The other winner is Mio Orange Tangerine! It tastes pretty much exactly like flat orange soda and we both liked it a lot. I was very glad that it too lacked that gasoline flavor of the Peach-Mango flavor. Mio mixes with water pretty much instantly and you don't have to wait for powder to dissolve. There's also less packaging involved which means they're a little better for care packages as they need less space. Also less to throw away, which is always a good thing. We found them to be portable and easy!



We also got a few mixes from REI that promised hydration and were free of fake sugars.






The Vitaltye, to us, tasted like watered-down gatorade and was kind of unpleasant and weak. The GU Brew tasted like chalky off-brand Tang and was very difficult for us to drink. The Coco Hydro Coconut Water mix tastes like coconut water with just a hint of pineapple, and if you like coconut water in general, you'll probably like this mix. This was E's favorite of this batch.

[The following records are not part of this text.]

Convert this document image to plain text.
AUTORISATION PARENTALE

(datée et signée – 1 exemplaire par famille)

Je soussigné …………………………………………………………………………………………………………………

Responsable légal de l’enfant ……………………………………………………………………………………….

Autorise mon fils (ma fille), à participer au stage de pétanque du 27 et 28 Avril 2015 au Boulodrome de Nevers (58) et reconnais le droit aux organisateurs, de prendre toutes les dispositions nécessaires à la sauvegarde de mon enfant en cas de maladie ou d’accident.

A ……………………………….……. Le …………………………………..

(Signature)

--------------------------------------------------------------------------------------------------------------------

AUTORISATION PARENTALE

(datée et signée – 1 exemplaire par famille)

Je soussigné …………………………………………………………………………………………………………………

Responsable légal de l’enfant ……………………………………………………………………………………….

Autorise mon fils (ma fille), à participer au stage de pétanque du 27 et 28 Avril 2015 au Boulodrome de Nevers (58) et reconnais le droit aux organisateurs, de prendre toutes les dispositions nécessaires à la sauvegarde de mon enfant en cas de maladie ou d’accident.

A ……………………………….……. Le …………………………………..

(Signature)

Coconut water also provides really excellent hydration, so I'm hoping this is a taste E can really acquire and love while he's away. He's never tried any kind of coconut water before, so now I'm interested in giving him some other types, though the mix form will be easiest by far in terms of sending in a care package. This mix also comes in original and pomegranate raspberry.


Off to Costco soon to try to get some of these in bulk!

Sunday, April 1, 2012

Separation Anxiety

Today is April 1st. Each new month sends a zing of excitement and dread through me; Deployment and Graduation (yes, capitalized!) are just that much closer. Somehow the start of a new month makes that fact more poignant than on other days.


In other news, I have begun compiling a real care package with an actual theme and everything! Yes, it is a bit early, but I know I'm going to be overwhelmed when he does go, and I want to have as many things set up in advance as possible. I will be posting pictures/tutorials when it is finished, of course!